Nota - Questo comunicato è stato pubblicato integralmente come contributo esterno. Questo contenuto non è pertanto un articolo prodotto dalla redazione di PalermoToday

"Al netto delle sterili polemiche di chi mostra reticenza verso l'idea di una patente di immunità per far sbarcare i passeggeri da voli, navi e treni, sono tanti che a partire dal 7 giugno, rientreranno dopo essere rimasti bloccati in varie parti d’Italia e d'Europa. Il problema è che adoggi, un volo Palermo-Roma infrasettimanale con andata e ritorno in giornata, costa da un minimo di 375 a un massimo di 515 euro, in economy.
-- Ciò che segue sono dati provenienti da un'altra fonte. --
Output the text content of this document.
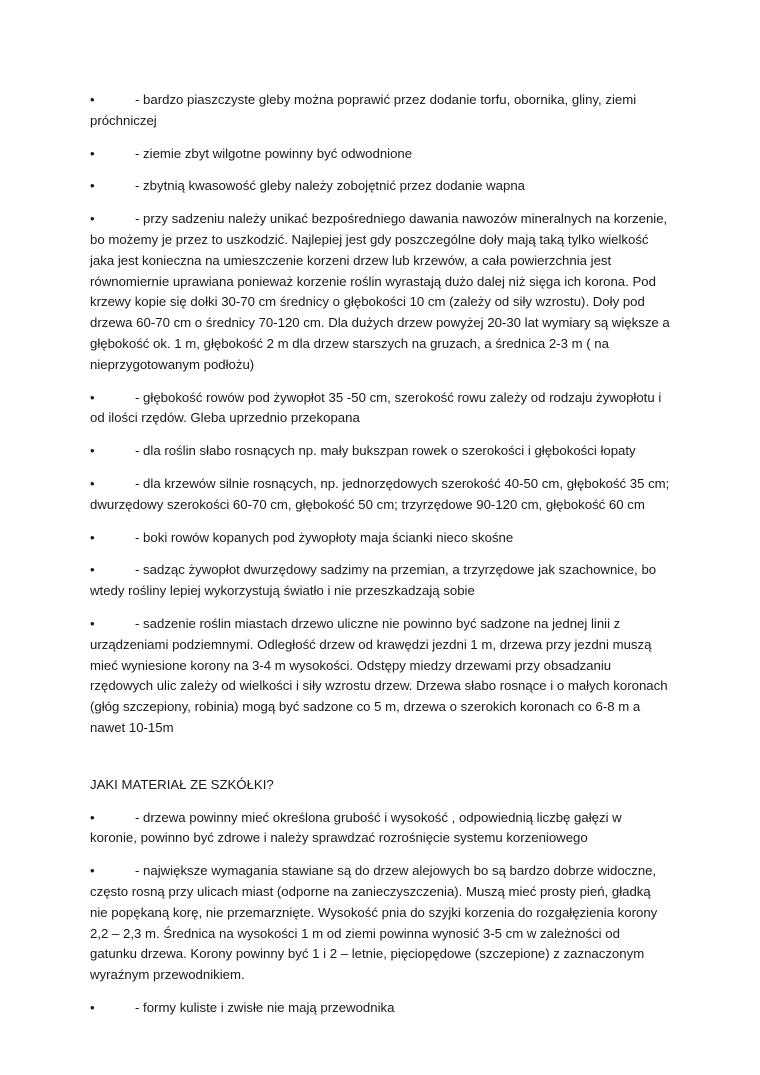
•	- bardzo piaszczyste gleby można poprawić przez dodanie torfu, obornika, gliny, ziemi próchniczej
•	- ziemie zbyt wilgotne powinny być odwodnione
•	- zbytnią kwasowość gleby należy zobojętnić przez dodanie wapna
•	- przy sadzeniu należy unikać bezpośredniego dawania nawozów mineralnych na korzenie, bo możemy je przez to uszkodzić. Najlepiej jest gdy poszczególne doły mają taką tylko wielkość jaka jest konieczna na umieszczenie korzeni drzew lub krzewów, a cała powierzchnia jest równomiernie uprawiana ponieważ korzenie roślin wyrastają dużo dalej niż sięga ich korona. Pod krzewy kopie się dołki 30-70 cm średnicy o głębokości 10 cm (zależy od siły wzrostu). Doły pod drzewa 60-70 cm o średnicy 70-120 cm. Dla dużych drzew powyżej 20-30 lat wymiary są większe a głębokość ok. 1 m, głębokość 2 m dla drzew starszych na gruzach, a średnica 2-3 m ( na nieprzygotowanym podłożu)
•	- głębokość rowów pod żywopłot 35 -50 cm, szerokość rowu zależy od rodzaju żywopłotu i od ilości rzędów. Gleba uprzednio przekopana
•	- dla roślin słabo rosnących np. mały bukszpan rowek o szerokości i głębokości łopaty
•	- dla krzewów silnie rosnących, np. jednorzędowych szerokość 40-50 cm, głębokość 35 cm; dwurzędowy szerokości 60-70 cm, głębokość 50 cm; trzyrzędowe 90-120 cm, głębokość 60 cm
•	- boki rowów kopanych pod żywopłoty maja ścianki nieco skośne
•	- sadząc żywopłot dwurzędowy sadzimy na przemian, a trzyrzędowe jak szachownice, bo wtedy rośliny lepiej wykorzystują światło i nie przeszkadzają sobie
•	- sadzenie roślin miastach drzewo uliczne nie powinno być sadzone na jednej linii z urządzeniami podziemnymi. Odległość drzew od krawędzi jezdni 1 m, drzewa przy jezdni muszą mieć wyniesione korony na 3-4 m wysokości. Odstępy miedzy drzewami przy obsadzaniu rzędowych ulic zależy od wielkości i siły wzrostu drzew. Drzewa słabo rosnące i o małych koronach (głóg szczepiony, robinia) mogą być sadzone co 5 m, drzewa o szerokich koronach co 6-8 m a nawet 10-15m
JAKI MATERIAŁ ZE SZKÓŁKI?
•	- drzewa powinny mieć określona grubość i wysokość , odpowiednią liczbę gałęzi w koronie, powinno być zdrowe i należy sprawdzać rozrośnięcie systemu korzeniowego
•	- największe wymagania stawiane są do drzew alejowych bo są bardzo dobrze widoczne, często rosną przy ulicach miast (odporne na zanieczyszczenia). Muszą mieć prosty pień, gładką nie popękaną korę, nie przemarznięte. Wysokość pnia do szyjki korzenia do rozgałęzienia korony 2,2 – 2,3 m. Średnica na wysokości 1 m od ziemi powinna wynosić 3-5 cm w zależności od gatunku drzewa. Korony powinny być 1 i 2 – letnie, pięciopędowe (szczepione) z zaznaczonym wyraźnym przewodnikiem.
•	- formy kuliste i zwisłe nie mają przewodnika
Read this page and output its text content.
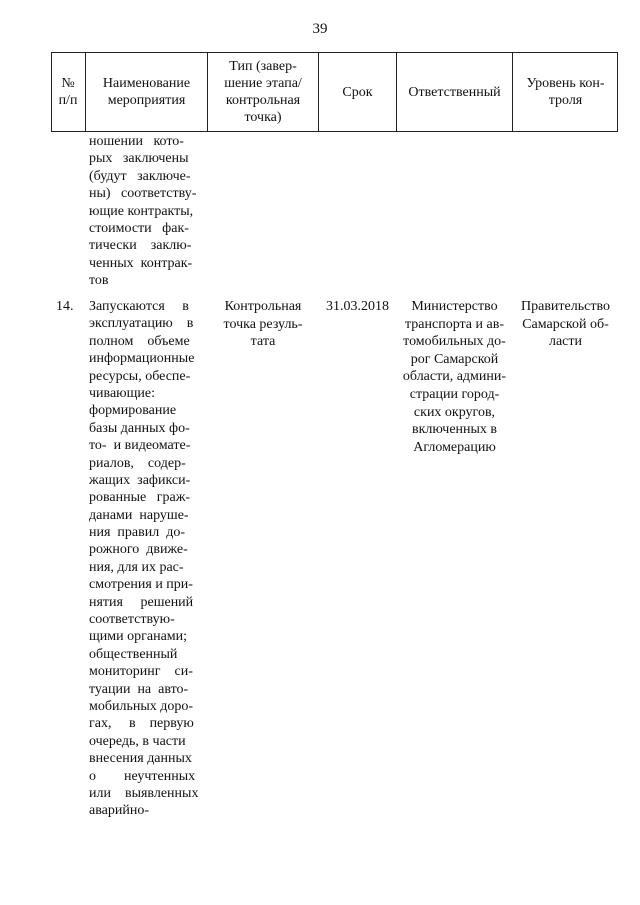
39
№
п/п
Наименование
мероприятия
Тип (завер-
шение этапа/
контрольная
точка)
Срок	Ответственный
Уровень кон-
троля
ношении   кото-
рых   заключены
(будут   заключе-
ны)   соответству-
ющие контракты,
стоимости   фак-
тически    заклю-
ченных  контрак-
тов
14. Запускаются     в
эксплуатацию    в
полном    объеме
информационные
ресурсы, обеспе-
чивающие:
формирование
базы данных фо-
то-  и видеомате-
риалов,    содер-
жащих  зафикси-
рованные   граж-
данами  наруше-
ния  правил  до-
рожного  движе-
ния, для их рас-
смотрения и при-
нятия     решений
соответствую-
щими органами;
общественный
мониторинг    си-
туации  на  авто-
мобильных доро-
гах,     в    первую
очередь, в части
внесения данных
о        неучтенных
или    выявленных
аварийно-
Контрольная
точка резуль-
тата
31.03.2018	Министерство
транспорта и ав-
томобильных до-
рог Самарской
области, админи-
страции город-
ских округов,
включенных в
Агломерацию
Правительство
Самарской об-
ласти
Se il viaggio è nel fine settimana si spende anche il doppio". A dirlo è Vincenzo Figuccia deputato dell'Udc all'Ars e leader del Movimento Cambiamo la Sicilia che prosegue: "Che fine hanno fatto le tariffe sociali a favore di studenti, insegnanti, lavoratori che viaggiano per ragioni di salute? Per questi, la partenza o il rientro rischiano di essere una chimera. Fino a luglio, infatti, le compagnie low cost non volano e i collegamenti sono garantiti solo da Alitalia. Pochi voli e un monopolio di fatto che denuncio da mesi. Ne conseguono prezzi da capogiro che arrivano fino a 500 euro a persona per un volo di sola andata. Continuo a chiedere con forza un intervento serio del ministero per i trasporti - conclude - che non può certo fare orecchie da mercante sulla problematica, auspicando che il viceministro possa mediare le istanze dei siciliani che per le ragioni più serie e disparate, hanno necessità di spostarsi".